Avant parce que les tribunes de stades ont été un des haut-parleurs des revendications nationalistes ainsi qu’un vivier de recrutement des futurs protagonistes du conflit. Pendant, parce qu’il a permis le maintien de ce que l’auteur appelle une normalité sociale. Jouer au football ayant été un moyen comme un autre de vivre, un peu, comme en temps de paix. Après, enfin, quand il a été un moyen de construction parallèle des nouveaux états proclamés, notamment la Bosnie Herzégovine post accords de Dayton.
Si, aujourd’hui encore, de nombreux passionnés de foot persistent, non sans fondement, à penser qu’une sélection regroupant les meilleurs joueurs de Serbie, Monténégro, Bosnie, Slovénie et Croatie (finaliste à elle seule de la dernière coupe du monde tout de même) serait probablement un candidat au titre à chaque coupe du monde ou Euro, le livre ne s’arrête pas à cela.
En racontant comment Tudjman en Croatie et Milosevic en Serbie ont fait « monter la sauce » du nationalisme via l’instrumentation, assez largement consentie, des groupes ultras ; En racontant comment un ancien joueur comme Pedrag Pasic a créé une école de football accueillant les enfants de toutes les ethnies en plein cœur d’un Sarajevo sous les bombes ; En racontant le cheminement qui a conduit à la création d’un logo utilisant des termes serbes et croates pour la fédération Bosniaque dans un but de rassemblement et encore tout une somme d’autres aspects méconnus, l’auteur nous raconte en filigrane ce qu’était la Yougoslavie de Tito, comment elle a fini par craquer et ce que ses anciennes composantes sont devenues aujourd’hui.

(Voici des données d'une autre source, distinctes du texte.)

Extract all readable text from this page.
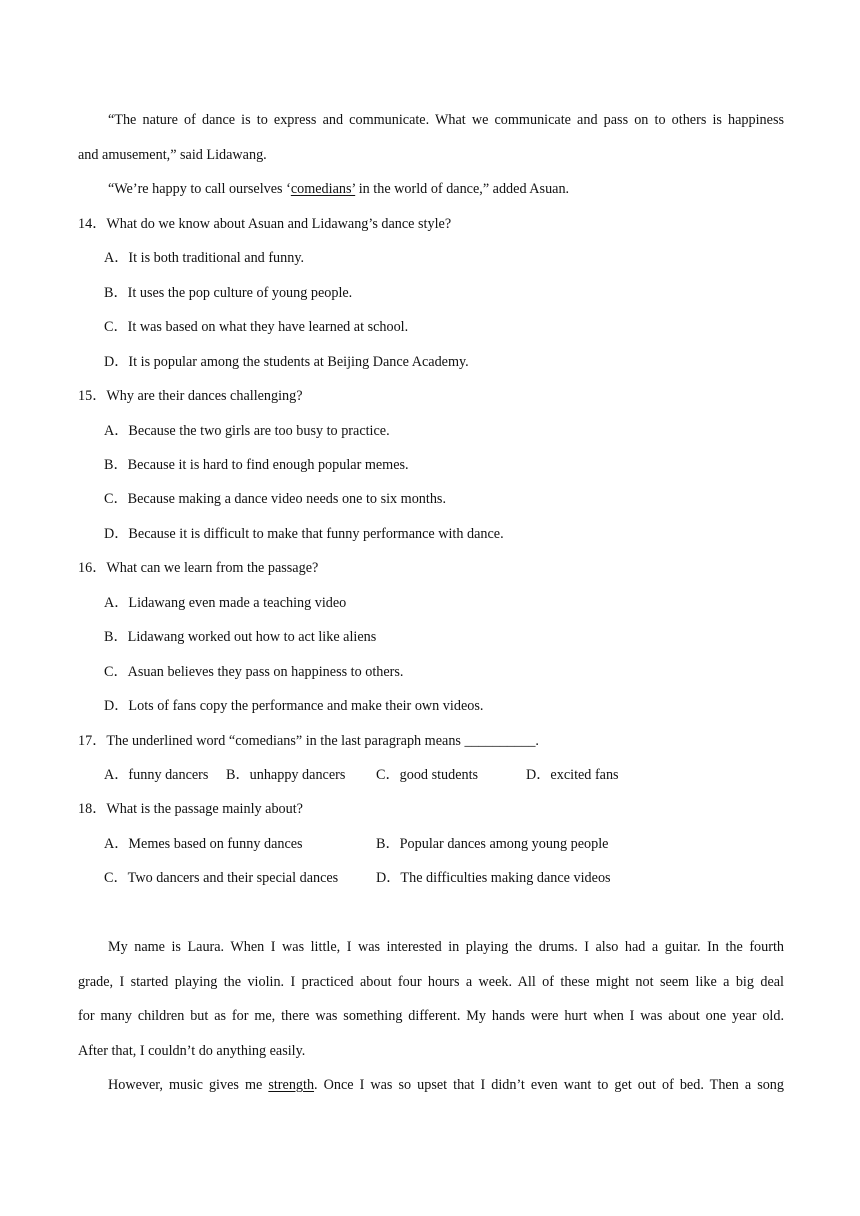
“The nature of dance is to express and communicate. What we communicate and pass on to others is happiness
and amusement,” said Lidawang.
“We’re happy to call ourselves ‘comedians’ in the world of dance,” added Asuan.
14．What do we know about Asuan and Lidawang’s dance style?
A．It is both traditional and funny.
B．It uses the pop culture of young people.
C．It was based on what they have learned at school.
D．It is popular among the students at Beijing Dance Academy.
15．Why are their dances challenging?
A．Because the two girls are too busy to practice.
B．Because it is hard to find enough popular memes.
C．Because making a dance video needs one to six months.
D．Because it is difficult to make that funny performance with dance.
16．What can we learn from the passage?
A．Lidawang even made a teaching video
B．Lidawang worked out how to act like aliens
C．Asuan believes they pass on happiness to others.
D．Lots of fans copy the performance and make their own videos.
17．The underlined word “comedians” in the last paragraph means __________.
A．funny dancers B．unhappy dancers C．good students	D．excited fans
18．What is the passage mainly about?
A．Memes based on funny dances	B．Popular dances among young people
C．Two dancers and their special dances	D．The difficulties making dance videos
My name is Laura. When I was little, I was interested in playing the drums. I also had a guitar. In the fourth
grade, I started playing the violin. I practiced about four hours a week. All of these might not seem like a big deal
for many children but as for me, there was something different. My hands were hurt when I was about one year old.
After that, I couldn’t do anything easily.
However, music gives me strength. Once I was so upset that I didn’t even want to get out of bed. Then a song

Là où l’excellent livre de Gigi Riva Le dernier penalty se concentrait avant tout sur l’équipe nationale et sa place de sélection pluriethnique dans un pays en pleine autodestruction, Le football et le chaos yougoslave nous raconte lui l’histoire de la fin d’un pays, des causes aux résultats, via le prisme du football.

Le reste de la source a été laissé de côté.